Angiogenesis and cellularity in encapsulating peritoneal sclerosis.

The first patient, a 68-year-old man, was admitted for peritoneal dialysis (PD) catheter explantation because of ultrafiltration failure and symptoms of bowel obstruction. PD was performed for 30 months with neutral PD fluids and icodextrin. There was a history of two episodes of peritonitis, and a high transporter status. Computed tomography (CT) scan showed ascites, calcifications, and thickening of the peritoneum and encapsulated intestinal loops (‘cocooning’). C-reactive protein was 10-fold elevated, and the analysed cultures of the ascites were negative. The patient underwent surgery because of acute ileus. CD34 staining, which is expressed by endothelial cells of capillaries, of the visceral peritoneum showed a decreased number of vessels with an accentuated intracellular matrix and a decrease in cellularity (Figure 1).

Fig. 1

CD34-stained section (original magnification ×400) showing a decreased number of vessels (arrow) and a loss in cellularity with an increased amount of intracellular matrix (arrowhead).

The second patient, a 24-year-old male, was admitted because of chronic ileus. Duration of PD was 54 months with six episodes of peritonitis. There was an ultrafiltration failure in the last 3 months, and the transporter status turned to high using neutral solution and icodextrin. CT scan showed ascites, thickening of the peritoneum, cocooning and extended bowel loops. C-reactive protein was 50-fold elevated, and ascites cultures were negative. The biopsy of the visceral peritoneum and the CD34 staining showed an increased number of vessels and cellularity (Figure 2).

Fig. 2

CD34-stained section (original magnification ×400) showing an increased number of vessels (arrows) and an increased cellularity with less intracellular matrix.

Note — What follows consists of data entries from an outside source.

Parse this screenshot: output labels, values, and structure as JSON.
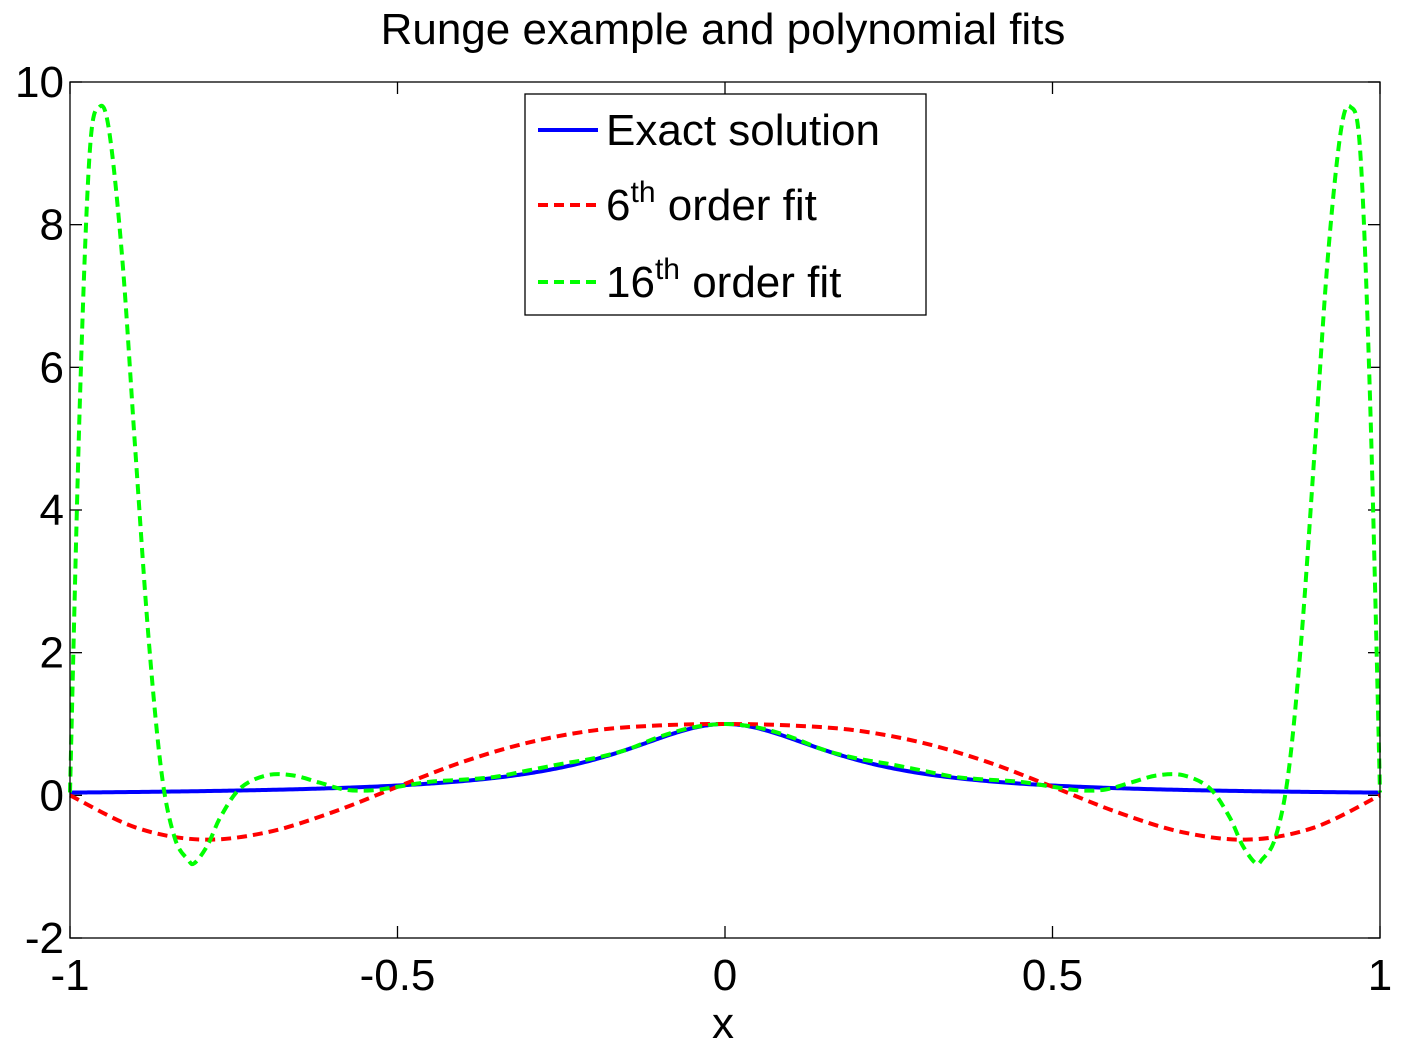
{
  "chart_data": {
    "type": "line",
    "title": "Runge example and polynomial fits",
    "xlabel": "x",
    "ylabel": "",
    "xlim": [
      -1,
      1
    ],
    "ylim": [
      -2,
      10
    ],
    "xticks": [
      "-1",
      "-0.5",
      "0",
      "0.5",
      "1"
    ],
    "yticks": [
      "-2",
      "0",
      "2",
      "4",
      "6",
      "8",
      "10"
    ],
    "grid": false,
    "legend_position": "top-center",
    "series": [
      {
        "name": "Exact solution",
        "name_base": "Exact solution",
        "name_sup": "",
        "name_suffix": "",
        "color": "#0000ff",
        "style": "solid",
        "function": "1/(1+25x^2)",
        "x": [
          -1,
          -0.8,
          -0.6,
          -0.5,
          -0.4,
          -0.3,
          -0.2,
          -0.1,
          0,
          0.1,
          0.2,
          0.3,
          0.4,
          0.5,
          0.6,
          0.8,
          1
        ],
        "values": [
          0.038,
          0.059,
          0.1,
          0.138,
          0.2,
          0.308,
          0.5,
          0.8,
          1.0,
          0.8,
          0.5,
          0.308,
          0.2,
          0.138,
          0.1,
          0.059,
          0.038
        ]
      },
      {
        "name": "6th order fit",
        "name_base": "6",
        "name_sup": "th",
        "name_suffix": " order fit",
        "color": "#ff0000",
        "style": "dashed",
        "x": [
          -1,
          -0.9,
          -0.8,
          -0.7,
          -0.6,
          -0.5,
          -0.4,
          -0.3,
          -0.2,
          -0.1,
          0,
          0.1,
          0.2,
          0.3,
          0.4,
          0.5,
          0.6,
          0.7,
          0.8,
          0.9,
          1
        ],
        "values": [
          0.0,
          -0.45,
          -0.62,
          -0.52,
          -0.24,
          0.12,
          0.47,
          0.74,
          0.91,
          0.98,
          1.0,
          0.98,
          0.91,
          0.74,
          0.47,
          0.12,
          -0.24,
          -0.52,
          -0.62,
          -0.45,
          0.0
        ]
      },
      {
        "name": "16th order fit",
        "name_base": "16",
        "name_sup": "th",
        "name_suffix": " order fit",
        "color": "#00ff00",
        "style": "dashed",
        "x": [
          -1,
          -0.985,
          -0.97,
          -0.955,
          -0.94,
          -0.92,
          -0.9,
          -0.88,
          -0.86,
          -0.84,
          -0.82,
          -0.81,
          -0.79,
          -0.77,
          -0.74,
          -0.7,
          -0.66,
          -0.62,
          -0.58,
          -0.54,
          -0.5,
          -0.45,
          -0.4,
          -0.35,
          -0.3,
          -0.25,
          -0.2,
          -0.15,
          -0.1,
          -0.05,
          0,
          0.05,
          0.1,
          0.15,
          0.2,
          0.25,
          0.3,
          0.35,
          0.4,
          0.45,
          0.5,
          0.54,
          0.58,
          0.62,
          0.66,
          0.7,
          0.74,
          0.77,
          0.79,
          0.81,
          0.82,
          0.84,
          0.86,
          0.88,
          0.9,
          0.92,
          0.94,
          0.955,
          0.97,
          0.985,
          1
        ],
        "values": [
          0.04,
          5.5,
          9.0,
          9.65,
          9.3,
          7.5,
          4.8,
          2.2,
          0.3,
          -0.6,
          -0.9,
          -0.95,
          -0.7,
          -0.3,
          0.1,
          0.28,
          0.28,
          0.18,
          0.08,
          0.07,
          0.12,
          0.19,
          0.22,
          0.26,
          0.35,
          0.44,
          0.52,
          0.64,
          0.82,
          0.95,
          1.0,
          0.95,
          0.82,
          0.64,
          0.52,
          0.44,
          0.35,
          0.26,
          0.22,
          0.19,
          0.12,
          0.07,
          0.08,
          0.18,
          0.28,
          0.28,
          0.1,
          -0.3,
          -0.7,
          -0.95,
          -0.9,
          -0.6,
          0.3,
          2.2,
          4.8,
          7.5,
          9.3,
          9.65,
          9.0,
          5.5,
          0.04
        ]
      }
    ]
  }
}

Encapsulating peritoneal sclerosis (EPS) is not always associated with an increased number of vessels in the peritoneum [1]. In our biopsy registry of >200 patients, the majority of patients with EPS (n = 38) present with increased cellularity and angiogenesis. This is in line with many of the published cases [2]. Nevertheless, we also see biopsies with a decreased number of vessels and reduced cellularity, and an increase of intracellular matrix [3]. On any number of occasions, there is a wide variability of cellularity and number of vessels in the same slide.